Türkiye'nin sağlık sisteminin temel taşlarından biri olan Aile Hekimliği, son dönemde artan iş yükü ve düşük ücretler nedeniyle kritik bir noktaya gelmiş durumda. Aile sağlığı çalışanları, hastalıkların önlenmesinde önemli bir rol oynayan bu sistemin, artan sorunlar nedeniyle işlevini yitirme tehlikesiyle karşı karşıya olduğunu dile getiriyor.
Artan İş Yükü ve Düşen Aşı Oranları Aile sağlığı çalışanları, aşılama oranlarındaki düşüşün ve aşı reddinin giderek artmasının toplum sağlığı açısından ciddi riskler oluşturduğunu belirtiyor. Aileler arasında yaygınlaşan aşı reddi, bağışıklık sistemini zayıflatırken, hastalıkların yeniden yayılmasına zemin hazırlıyor. Bu durum, sağlık çalışanlarının iş yükünü artırırken, mevcut sağlık sisteminin bu sorunlara çözüm üretme konusunda yetersiz kaldığı ifade ediliyor.

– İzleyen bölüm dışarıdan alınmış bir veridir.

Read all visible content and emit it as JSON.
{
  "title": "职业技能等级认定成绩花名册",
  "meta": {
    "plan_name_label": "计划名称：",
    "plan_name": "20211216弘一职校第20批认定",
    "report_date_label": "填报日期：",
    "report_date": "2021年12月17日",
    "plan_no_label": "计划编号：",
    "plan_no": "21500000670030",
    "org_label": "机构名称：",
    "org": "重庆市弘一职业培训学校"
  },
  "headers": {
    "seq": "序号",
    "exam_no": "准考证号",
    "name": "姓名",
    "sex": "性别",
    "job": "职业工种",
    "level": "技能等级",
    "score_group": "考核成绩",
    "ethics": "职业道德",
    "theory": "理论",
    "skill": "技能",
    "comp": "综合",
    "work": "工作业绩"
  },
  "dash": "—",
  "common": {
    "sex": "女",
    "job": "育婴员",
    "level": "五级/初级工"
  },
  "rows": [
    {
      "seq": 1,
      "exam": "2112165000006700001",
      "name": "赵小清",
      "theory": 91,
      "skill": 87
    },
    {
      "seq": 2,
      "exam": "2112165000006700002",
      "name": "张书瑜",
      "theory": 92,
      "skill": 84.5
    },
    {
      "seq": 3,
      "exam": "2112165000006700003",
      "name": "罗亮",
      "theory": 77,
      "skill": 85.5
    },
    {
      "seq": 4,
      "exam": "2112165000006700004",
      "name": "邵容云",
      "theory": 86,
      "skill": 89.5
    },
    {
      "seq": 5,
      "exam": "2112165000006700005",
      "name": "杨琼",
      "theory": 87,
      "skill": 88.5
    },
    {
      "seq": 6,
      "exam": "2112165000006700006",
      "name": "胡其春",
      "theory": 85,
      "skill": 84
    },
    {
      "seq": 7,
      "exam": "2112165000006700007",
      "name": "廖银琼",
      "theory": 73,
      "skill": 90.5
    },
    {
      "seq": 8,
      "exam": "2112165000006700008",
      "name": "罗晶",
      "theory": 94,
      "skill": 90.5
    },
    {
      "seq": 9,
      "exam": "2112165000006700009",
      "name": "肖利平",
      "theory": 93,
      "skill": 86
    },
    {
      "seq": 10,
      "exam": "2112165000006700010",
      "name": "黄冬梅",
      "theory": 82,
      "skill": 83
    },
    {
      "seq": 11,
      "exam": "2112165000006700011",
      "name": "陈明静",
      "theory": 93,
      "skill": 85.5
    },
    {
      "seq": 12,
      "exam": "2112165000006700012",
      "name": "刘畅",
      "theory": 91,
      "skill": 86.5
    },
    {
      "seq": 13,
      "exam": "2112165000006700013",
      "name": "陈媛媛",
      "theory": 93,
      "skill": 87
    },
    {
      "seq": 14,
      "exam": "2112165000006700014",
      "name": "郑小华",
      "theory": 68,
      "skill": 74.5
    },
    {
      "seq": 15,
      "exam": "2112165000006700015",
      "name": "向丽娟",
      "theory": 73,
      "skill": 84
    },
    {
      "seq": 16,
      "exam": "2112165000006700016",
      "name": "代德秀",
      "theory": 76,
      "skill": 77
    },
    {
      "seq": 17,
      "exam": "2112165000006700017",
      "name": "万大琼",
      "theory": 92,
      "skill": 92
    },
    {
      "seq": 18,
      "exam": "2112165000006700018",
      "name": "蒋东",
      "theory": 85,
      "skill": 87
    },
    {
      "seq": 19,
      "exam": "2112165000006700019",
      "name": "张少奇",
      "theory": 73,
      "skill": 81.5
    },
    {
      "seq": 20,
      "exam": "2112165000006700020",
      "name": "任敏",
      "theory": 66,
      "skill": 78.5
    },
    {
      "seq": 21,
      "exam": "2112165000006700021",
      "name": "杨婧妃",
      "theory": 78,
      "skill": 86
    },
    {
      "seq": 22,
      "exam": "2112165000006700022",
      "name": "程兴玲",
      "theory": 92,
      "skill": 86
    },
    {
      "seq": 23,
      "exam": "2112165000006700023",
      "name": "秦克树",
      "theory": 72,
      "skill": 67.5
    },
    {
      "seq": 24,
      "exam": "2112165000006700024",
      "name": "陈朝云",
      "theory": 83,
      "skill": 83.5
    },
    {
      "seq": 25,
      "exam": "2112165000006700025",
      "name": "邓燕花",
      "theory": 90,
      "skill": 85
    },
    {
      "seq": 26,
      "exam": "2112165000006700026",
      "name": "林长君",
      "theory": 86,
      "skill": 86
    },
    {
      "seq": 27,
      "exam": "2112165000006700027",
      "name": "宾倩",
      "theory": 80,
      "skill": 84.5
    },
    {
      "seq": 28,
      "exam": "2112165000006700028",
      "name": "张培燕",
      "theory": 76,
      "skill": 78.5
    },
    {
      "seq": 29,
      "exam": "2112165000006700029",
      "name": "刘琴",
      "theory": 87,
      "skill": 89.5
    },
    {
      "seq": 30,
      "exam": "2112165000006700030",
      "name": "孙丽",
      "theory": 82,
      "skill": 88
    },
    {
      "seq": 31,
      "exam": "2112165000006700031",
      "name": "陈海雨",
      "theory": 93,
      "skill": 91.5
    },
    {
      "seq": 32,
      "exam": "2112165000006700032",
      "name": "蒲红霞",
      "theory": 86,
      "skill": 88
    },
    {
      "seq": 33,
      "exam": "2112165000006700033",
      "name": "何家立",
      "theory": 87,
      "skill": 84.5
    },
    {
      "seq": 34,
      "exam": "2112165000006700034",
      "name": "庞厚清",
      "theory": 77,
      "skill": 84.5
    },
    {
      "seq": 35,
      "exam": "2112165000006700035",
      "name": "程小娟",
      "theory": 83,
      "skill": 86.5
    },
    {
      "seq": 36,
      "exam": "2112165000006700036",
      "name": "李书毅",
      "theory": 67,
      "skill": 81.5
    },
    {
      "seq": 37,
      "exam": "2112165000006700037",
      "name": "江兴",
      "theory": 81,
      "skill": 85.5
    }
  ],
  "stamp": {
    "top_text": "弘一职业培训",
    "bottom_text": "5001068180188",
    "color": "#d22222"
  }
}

Yıllık İzin ve Rapor Düzenlemelerindeki Sıkıntılar Sağlık çalışanlarının karşılaştığı bir diğer büyük sorun ise yıllık izin haklarındaki karmaşa. Aile sağlığı çalışanları, yıllık izinlerini kullanmak istediklerinde, yerlerine birini bulma zorunluluğu gibi engellerle karşılaşıyor. Tek hekimli birimlerde çalışan aile hekimleri ve aile sağlığı elemanları (ASE) ise izin kullanmaları durumunda ciddi maaş kesintileriyle karşı karşıya kalıyorlar. Bu uygulama, sağlık çalışanları arasında huzursuzluk yaratırken, Sağlık Bakanlığı'nın bu konuda daha adil bir düzenleme yapması gerektiği vurgulanıyor.
Rapor Düzenlemeleri Konusundaki Belirsizlikler Aile hekimlerinin en çok sorun yaşadığı konulardan biri de çeşitli raporların düzenlenmesi süreci. Özellikle sürücü belgesi raporları ve silah ruhsatı için gereken sağlık raporları, aile hekimlerinin iş yükünü artıran başlıca etkenler arasında yer alıyor. Sağlık çalışanları, hangi durumlarda rapor verileceği ve hangi durumlarda hastaneye sevk yapılacağı konusunda net kuralların belirlenmesini talep ediyor.
Sağlık Yönetim Sistemi ve Denetimlerin Etkisi Aile sağlığı çalışanları, mevcut Hastalık Yönetim Platformu'nun (HYP) halk sağlığını koruyucu bir araç olmasına rağmen, Aile Hekimliği Bilgi Sistemi (AHBS) ile uyumsuzluğu nedeniyle iş yükünü artırdığını ve motivasyonu düşürdüğünü belirtiyor. Ayrıca, Sağlık Bakanlığı'nın hedeflediği hekim başına 2500 kayıtlı kişi sayısı, Türkiye'de 3800'lere kadar çıkmış durumda. Bu yoğun kayıtlı kişi sayısı, aile hekimlerini sadece poliklinik yapmaya zorlamakta ve koruyucu sağlık hizmetlerine yeterli zaman ayıramamalarına neden olmaktadır.
Çözüm Önerileri ve Sağlık Sen'in Çalışmaları Sağlık Sen, aile sağlığı çalışanlarının karşılaştığı bu sorunları gündeme getirerek çözüm üretmek amacıyla çalıştaylar düzenlemeye devam ediyor. Bu çalıştaylarda, aile sağlığı merkezlerinin personel ihtiyacının karşılanması, rapor düzenlemelerinin netleştirilmesi, yıllık izin haklarının iyileştirilmesi ve aile hekimliği sisteminin genel yapısının gözden geçirilmesi gibi konular ele alınıyor. Sağlık Sen, aile sağlığı çalışanlarının en büyük destekçisi olarak, bu sorunların çözümü için her türlü çabayı göstereceğini belirtiyor.
Aile Hekimliği sistemi, ülkemizin sağlık hizmetlerinin temelini oluştururken, karşılaştığı bu zorlukların üstesinden gelmek için acil düzenlemelere ihtiyaç duyuyor. Sağlık çalışanları, sistemin sürdürülebilirliği ve halk sağlığının korunması adına gerekli adımların atılmasını talep ediyor.